After about two minutes, though, I suddenly heard a strong, rapid heartbeat. The bear was waking up. Within a few seconds
she lifted her head as I tried to squeeze backward through the den entrance. Outside, I could still hear the heartbeat, which
I timed (after checking to make sure it wasn’t my own) at approximately 175 beats per minute.
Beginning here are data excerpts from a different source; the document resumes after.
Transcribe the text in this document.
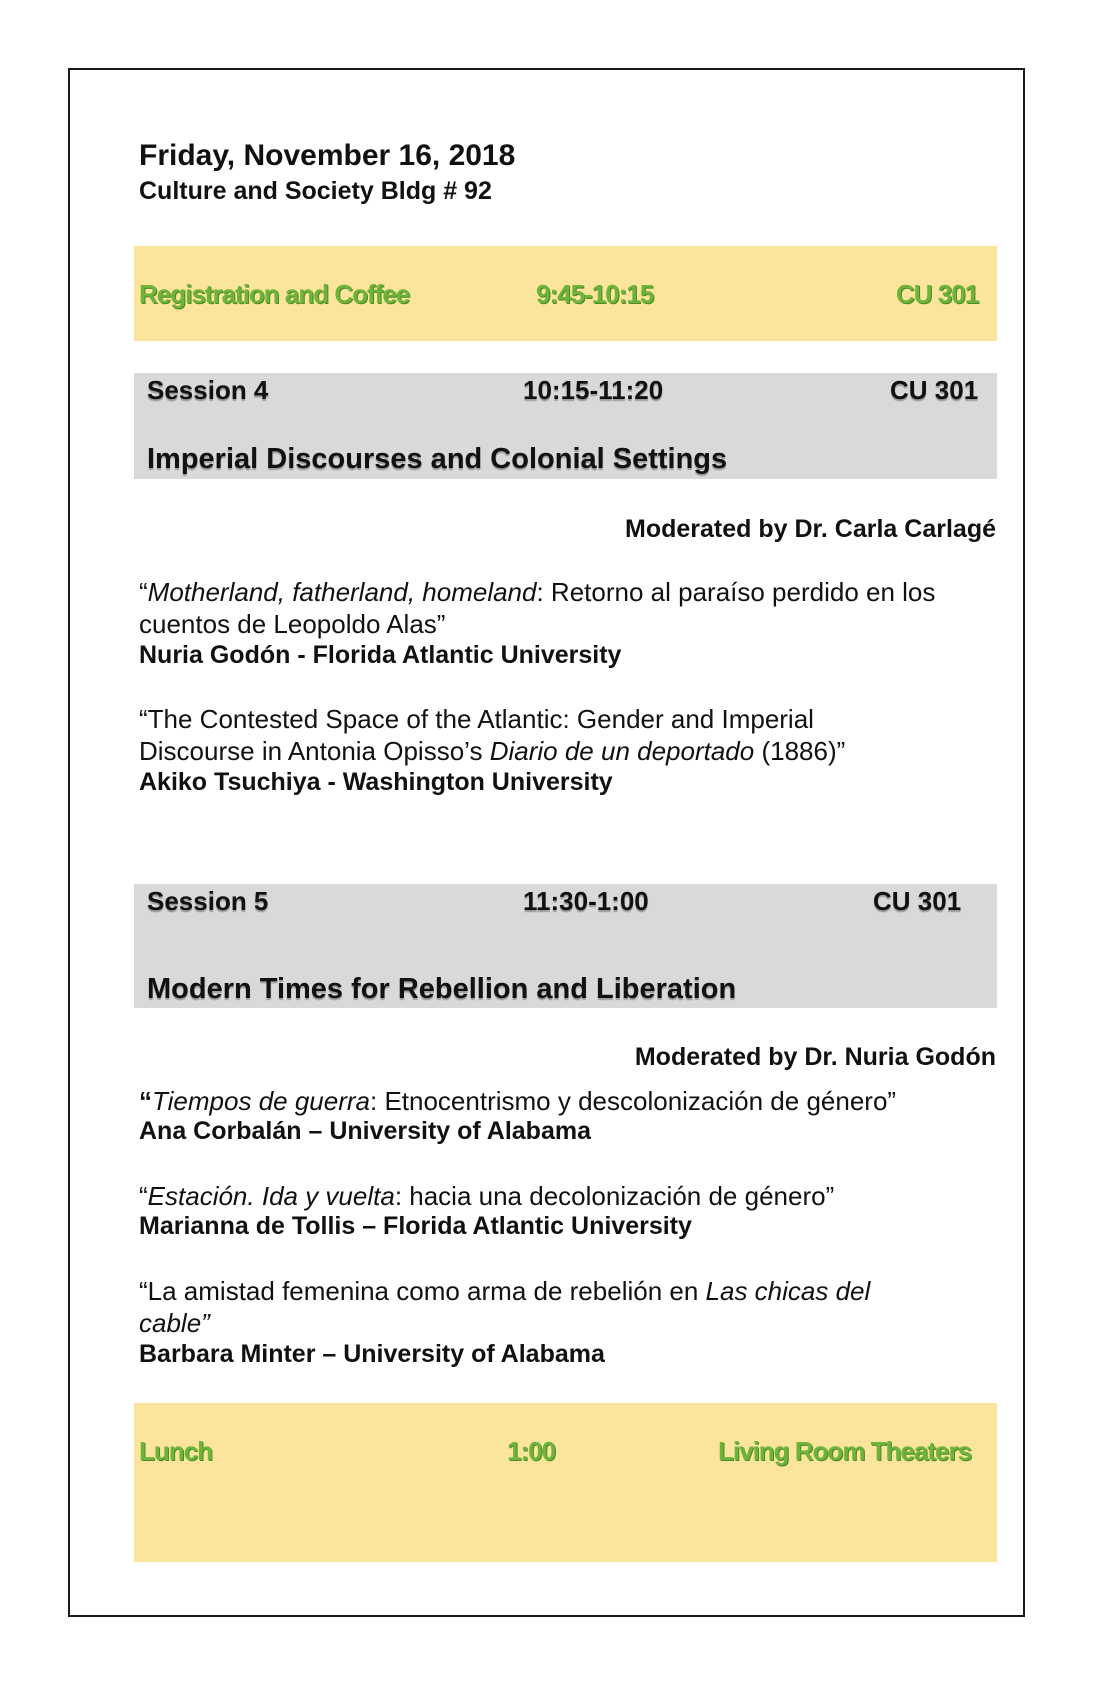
Friday, November 16, 2018
Culture and Society Bldg # 92
Registration and Coffee	9:45-10:15	CU 301
Session 4	10:15-11:20	CU 301
Imperial Discourses and Colonial Settings
Moderated by Dr. Carla Carlagé
“Motherland, fatherland, homeland: Retorno al paraíso perdido en los cuentos de Leopoldo Alas”
Nuria Godón - Florida Atlantic University
“The Contested Space of the Atlantic: Gender and Imperial Discourse in Antonia Opisso’s Diario de un deportado (1886)”
Akiko Tsuchiya - Washington University
Session 5	11:30-1:00	CU 301
Modern Times for Rebellion and Liberation
Moderated by Dr. Nuria Godón
“Tiempos de guerra: Etnocentrismo y descolonización de género”
Ana Corbalán – University of Alabama
“Estación. Ida y vuelta: hacia una decolonización de género”
Marianna de Tollis – Florida Atlantic University
“La amistad femenina como arma de rebelión en Las chicas del cable”
Barbara Minter – University of Alabama
Lunch	1:00	Living Room Theaters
It is October thirteenth and thirty-six degrees in central Pennsylvania. A Friday the thirteenth cold front, invading from
the northwest, jumping the Canadian border without hesitation, decimated yesterday’s T-shirt weather. The front dumped two
feet of snow near Buffalo, New York, 150 miles from here. The
Washington Post
ran a photograph of a Labrador retriever bulldozing through the snow, its legs invisible beneath the white stuff, its nose
iced over, the look in its eyes one of joyful confusion. The
New York Times
ran a front-page color photograph of cars buried in snow and people in winter coats, shoulders hunched, walking away from
the camera, subliminally headed south. In Minnesota, the same weather system dropped temperatures to twelve degrees. It is
not supposed to be twelve degrees in October, not even in Minnesota. “Don’t forget the School Children’s Blizzard,” the weather
is saying. “Remember Greely. Remember who is calling the shots.”
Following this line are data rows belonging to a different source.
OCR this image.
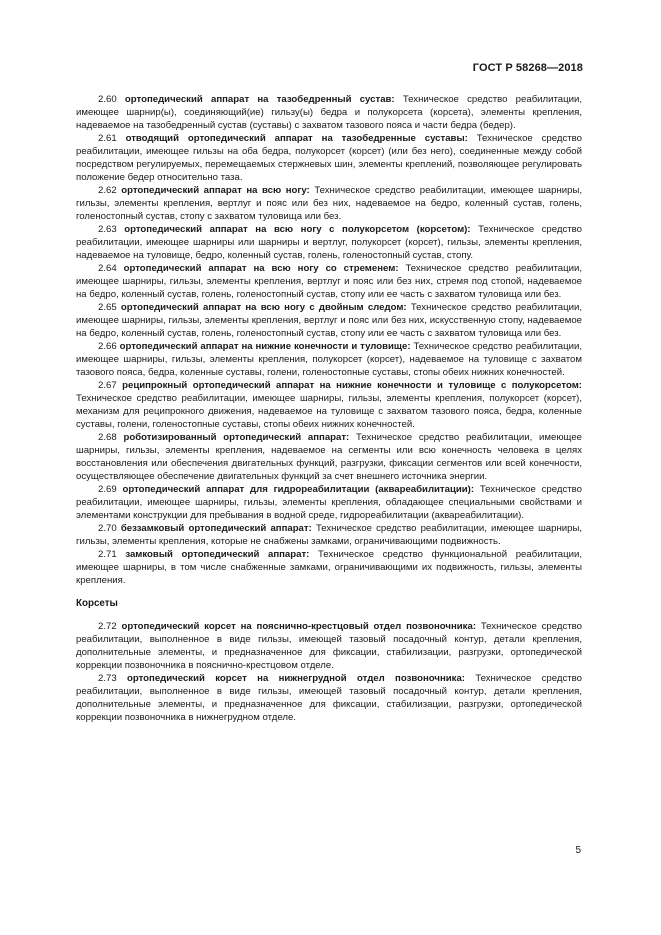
ГОСТ Р 58268—2018

2.60 ортопедический аппарат на тазобедренный сустав: Техническое средство реабилитации, имеющее шарнир(ы), соединяющий(ие) гильзу(ы) бедра и полукорсета (корсета), элементы крепления, надеваемое на тазобедренный сустав (суставы) с захватом тазового пояса и части бедра (бедер).

2.61 отводящий ортопедический аппарат на тазобедренные суставы: Техническое средство реабилитации, имеющее гильзы на оба бедра, полукорсет (корсет) (или без него), соединенные между собой посредством регулируемых, перемещаемых стержневых шин, элементы креплений, позволяющее регулировать положение бедер относительно таза.

2.62 ортопедический аппарат на всю ногу: Техническое средство реабилитации, имеющее шарниры, гильзы, элементы крепления, вертлуг и пояс или без них, надеваемое на бедро, коленный сустав, голень, голеностопный сустав, стопу с захватом туловища или без.

2.63 ортопедический аппарат на всю ногу с полукорсетом (корсетом): Техническое средство реабилитации, имеющее шарниры или шарниры и вертлуг, полукорсет (корсет), гильзы, элементы крепления, надеваемое на туловище, бедро, коленный сустав, голень, голеностопный сустав, стопу.

2.64 ортопедический аппарат на всю ногу со стременем: Техническое средство реабилитации, имеющее шарниры, гильзы, элементы крепления, вертлуг и пояс или без них, стремя под стопой, надеваемое на бедро, коленный сустав, голень, голеностопный сустав, стопу или ее часть с захватом туловища или без.

2.65 ортопедический аппарат на всю ногу с двойным следом: Техническое средство реабилитации, имеющее шарниры, гильзы, элементы крепления, вертлуг и пояс или без них, искусственную стопу, надеваемое на бедро, коленный сустав, голень, голеностопный сустав, стопу или ее часть с захватом туловища или без.

2.66 ортопедический аппарат на нижние конечности и туловище: Техническое средство реабилитации, имеющее шарниры, гильзы, элементы крепления, полукорсет (корсет), надеваемое на туловище с захватом тазового пояса, бедра, коленные суставы, голени, голеностопные суставы, стопы обеих нижних конечностей.

2.67 реципрокный ортопедический аппарат на нижние конечности и туловище с полукорсетом: Техническое средство реабилитации, имеющее шарниры, гильзы, элементы крепления, полукорсет (корсет), механизм для реципрокного движения, надеваемое на туловище с захватом тазового пояса, бедра, коленные суставы, голени, голеностопные суставы, стопы обеих нижних конечностей.

2.68 роботизированный ортопедический аппарат: Техническое средство реабилитации, имеющее шарниры, гильзы, элементы крепления, надеваемое на сегменты или всю конечность человека в целях восстановления или обеспечения двигательных функций, разгрузки, фиксации сегментов или всей конечности, осуществляющее обеспечение двигательных функций за счет внешнего источника энергии.

2.69 ортопедический аппарат для гидрореабилитации (аквареабилитации): Техническое средство реабилитации, имеющее шарниры, гильзы, элементы крепления, обладающее специальными свойствами и элементами конструкции для пребывания в водной среде, гидрореабилитации (аквареабилитации).

2.70 беззамковый ортопедический аппарат: Техническое средство реабилитации, имеющее шарниры, гильзы, элементы крепления, которые не снабжены замками, ограничивающими подвижность.

2.71 замковый ортопедический аппарат: Техническое средство функциональной реабилитации, имеющее шарниры, в том числе снабженные замками, ограничивающими их подвижность, гильзы, элементы крепления.

Корсеты

2.72 ортопедический корсет на пояснично-крестцовый отдел позвоночника: Техническое средство реабилитации, выполненное в виде гильзы, имеющей тазовый посадочный контур, детали крепления, дополнительные элементы, и предназначенное для фиксации, стабилизации, разгрузки, ортопедической коррекции позвоночника в пояснично-крестцовом отделе.

2.73 ортопедический корсет на нижнегрудной отдел позвоночника: Техническое средство реабилитации, выполненное в виде гильзы, имеющей тазовый посадочный контур, детали крепления, дополнительные элементы, и предназначенное для фиксации, стабилизации, разгрузки, ортопедической коррекции позвоночника в нижнегрудном отделе.

5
Officially, I am here for a seminar on underwater sound, the sort of educational opportunity that only a large university
can offer. Unofficially, I am far more interested in learning through experience and observation. I want to learn more about
cold and to see firsthand how temperate zone students respond to it. I drive across the Pennsylvania State University campus.
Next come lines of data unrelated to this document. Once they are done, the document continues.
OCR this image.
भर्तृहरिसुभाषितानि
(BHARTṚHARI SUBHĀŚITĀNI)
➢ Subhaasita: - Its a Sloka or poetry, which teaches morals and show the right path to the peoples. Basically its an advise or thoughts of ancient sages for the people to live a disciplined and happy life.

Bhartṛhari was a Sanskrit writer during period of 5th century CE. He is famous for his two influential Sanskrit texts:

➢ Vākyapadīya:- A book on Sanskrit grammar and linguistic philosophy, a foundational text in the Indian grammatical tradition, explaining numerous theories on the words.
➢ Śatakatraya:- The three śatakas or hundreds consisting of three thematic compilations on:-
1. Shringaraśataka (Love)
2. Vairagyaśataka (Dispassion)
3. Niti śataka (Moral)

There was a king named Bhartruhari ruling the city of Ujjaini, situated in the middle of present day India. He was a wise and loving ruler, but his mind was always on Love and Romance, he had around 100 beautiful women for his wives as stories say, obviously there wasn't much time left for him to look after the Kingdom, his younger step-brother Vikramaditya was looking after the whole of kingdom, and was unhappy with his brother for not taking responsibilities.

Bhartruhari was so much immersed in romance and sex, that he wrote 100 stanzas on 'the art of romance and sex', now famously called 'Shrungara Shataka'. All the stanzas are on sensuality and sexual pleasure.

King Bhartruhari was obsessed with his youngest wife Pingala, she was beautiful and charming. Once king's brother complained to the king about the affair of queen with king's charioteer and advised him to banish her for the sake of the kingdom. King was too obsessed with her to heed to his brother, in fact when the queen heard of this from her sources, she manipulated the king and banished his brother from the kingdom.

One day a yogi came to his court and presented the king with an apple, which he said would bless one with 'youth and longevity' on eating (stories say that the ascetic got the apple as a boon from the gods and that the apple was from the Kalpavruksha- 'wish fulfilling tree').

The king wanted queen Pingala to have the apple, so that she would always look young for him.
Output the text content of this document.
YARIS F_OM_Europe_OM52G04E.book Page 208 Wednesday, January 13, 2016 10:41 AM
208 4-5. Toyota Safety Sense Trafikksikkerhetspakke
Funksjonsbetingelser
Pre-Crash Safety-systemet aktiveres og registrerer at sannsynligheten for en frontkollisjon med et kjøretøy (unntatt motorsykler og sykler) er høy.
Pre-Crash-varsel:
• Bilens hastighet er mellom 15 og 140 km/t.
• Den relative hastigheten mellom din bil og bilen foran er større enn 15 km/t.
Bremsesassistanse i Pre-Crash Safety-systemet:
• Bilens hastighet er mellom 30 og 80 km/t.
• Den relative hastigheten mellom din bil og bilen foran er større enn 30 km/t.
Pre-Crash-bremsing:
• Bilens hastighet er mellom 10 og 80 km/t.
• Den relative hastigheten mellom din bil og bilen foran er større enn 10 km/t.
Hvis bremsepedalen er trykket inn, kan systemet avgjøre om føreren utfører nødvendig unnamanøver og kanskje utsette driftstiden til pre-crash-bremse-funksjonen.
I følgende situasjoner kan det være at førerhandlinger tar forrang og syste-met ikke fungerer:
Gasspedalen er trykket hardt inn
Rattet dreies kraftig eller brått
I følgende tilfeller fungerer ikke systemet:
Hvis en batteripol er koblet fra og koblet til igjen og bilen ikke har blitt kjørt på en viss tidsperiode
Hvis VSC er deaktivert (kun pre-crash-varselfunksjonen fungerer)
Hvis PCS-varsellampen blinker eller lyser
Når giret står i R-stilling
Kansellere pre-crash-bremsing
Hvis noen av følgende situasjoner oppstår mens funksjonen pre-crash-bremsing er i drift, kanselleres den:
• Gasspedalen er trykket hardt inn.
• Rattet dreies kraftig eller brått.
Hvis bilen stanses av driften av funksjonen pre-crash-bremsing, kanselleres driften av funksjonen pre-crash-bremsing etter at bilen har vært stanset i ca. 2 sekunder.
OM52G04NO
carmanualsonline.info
The students are slimmer than those in Fairbanks, and clean-shaven: more primped, less insulated. Their warm clothes are formfitting,
lacking the space underneath for three sweaters. In general, the students here are less prepared for an ice age, but at least
one of them, graduated now and moved on, was a cryophile, a lover of cold. While here, he learned of a place just outside
town known variously as the Barren Valley, the Scotia Barrens, and just the Barrens. With his roommate, he nailed a thermometer
to a pine tree in the heart of the Barrens. The two of them drove the four miles out from campus once a month. “It is amazingly
quiet, amazingly clear, and amazingly cold,” he once wrote. When it was thirty degrees on campus, it was eight degrees in
the Barrens.

Below-zero dips in temperature occur thirty times more often in the Barrens than on campus, and below-freezing temperatures
occur twice as often. In the daytime, the Barrens warm up. By midafternoon, the Barrens are as warm as the campus. But at
night, temperatures plummet.

The area, a narrow valley between steep hills, was called the Barrens because the soil was too sandy to support productive
farming, a common naming practice. It was mined for iron ore late in the nineteenth century. The forest that had stood there
was cut down and the wood turned into charcoal. The sandy soil was exposed. Scrubby plants grew into sparse patches of trees.
Today houses encroach on the Barrens, but the heart of the place is owned by the state and managed for game. Heat escapes
from the dry, sandy soil as soon as the sun dips below the hills. Cold air tumbles downhill into the valley and settles in
for the night. A temperature of forty below was once measured in the Barrens — forty below zero in central Pennsylvania.